Tories propose mobile jail units

Police could be back on the streets more quickly if they did not return to stations to process arrests, according to a policy paper from the Tories.

The policy paper, for England and Wales, also proposes scrapping some forms which officers have to fill in.

"We need to take the handcuffs off the police and put them on the criminals," said Tory spokesman David Ruffley.

Mr Ruffley, shadow minister for police reform, said: "The public want the police back on the beat and that is where the police also want to be."

The specially-designed "mobile urban gaols" - or "MUGs" - would be deployed in areas afflicted by knife crime and anti-social behaviour.

Suspects could be fingerprinted, swabbed for DNA and even charged, with the authorisation of a police sergeant via video-link.

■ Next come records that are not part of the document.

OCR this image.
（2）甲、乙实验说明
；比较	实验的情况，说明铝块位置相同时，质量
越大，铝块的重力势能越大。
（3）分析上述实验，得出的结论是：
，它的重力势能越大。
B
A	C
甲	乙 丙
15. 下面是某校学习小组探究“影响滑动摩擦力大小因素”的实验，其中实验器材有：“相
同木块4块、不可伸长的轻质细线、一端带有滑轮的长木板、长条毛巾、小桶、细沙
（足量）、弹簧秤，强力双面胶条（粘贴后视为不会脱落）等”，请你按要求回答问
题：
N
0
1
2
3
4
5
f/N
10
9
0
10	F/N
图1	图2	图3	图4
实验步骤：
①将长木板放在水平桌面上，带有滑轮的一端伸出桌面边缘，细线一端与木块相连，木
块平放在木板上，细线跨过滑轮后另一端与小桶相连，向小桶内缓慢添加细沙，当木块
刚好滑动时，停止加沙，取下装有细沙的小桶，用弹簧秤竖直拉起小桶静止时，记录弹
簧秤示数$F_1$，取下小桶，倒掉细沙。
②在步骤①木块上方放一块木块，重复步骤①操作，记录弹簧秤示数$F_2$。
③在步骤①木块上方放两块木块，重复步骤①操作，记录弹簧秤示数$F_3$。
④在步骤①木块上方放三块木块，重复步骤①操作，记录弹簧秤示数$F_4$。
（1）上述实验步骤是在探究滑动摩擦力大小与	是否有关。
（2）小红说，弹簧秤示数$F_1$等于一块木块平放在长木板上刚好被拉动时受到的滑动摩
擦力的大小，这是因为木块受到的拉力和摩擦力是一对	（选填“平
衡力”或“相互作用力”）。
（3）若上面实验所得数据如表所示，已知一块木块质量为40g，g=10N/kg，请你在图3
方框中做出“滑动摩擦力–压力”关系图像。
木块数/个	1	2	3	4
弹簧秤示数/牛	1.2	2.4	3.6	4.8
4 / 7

BBC home affairs correspondent Danny Shaw commented: "The key policing debate is no longer about how many police officers are needed but finding ways to get them to spend longer on front-line duties."

The units would provide "a more visible police presence for the public", says the policy paper, entitled "Back on the Beat".

They would be deployed also at sporting events and shopping centres with high levels of shoplifting.

The Tories also propose scrapping forms that must be filled in for some "straightforward police operations".

"Twelve years of Labour red tape and bureaucracy have wasted police time, keeping them away from front-line crime-fighting," said Mr Ruffley.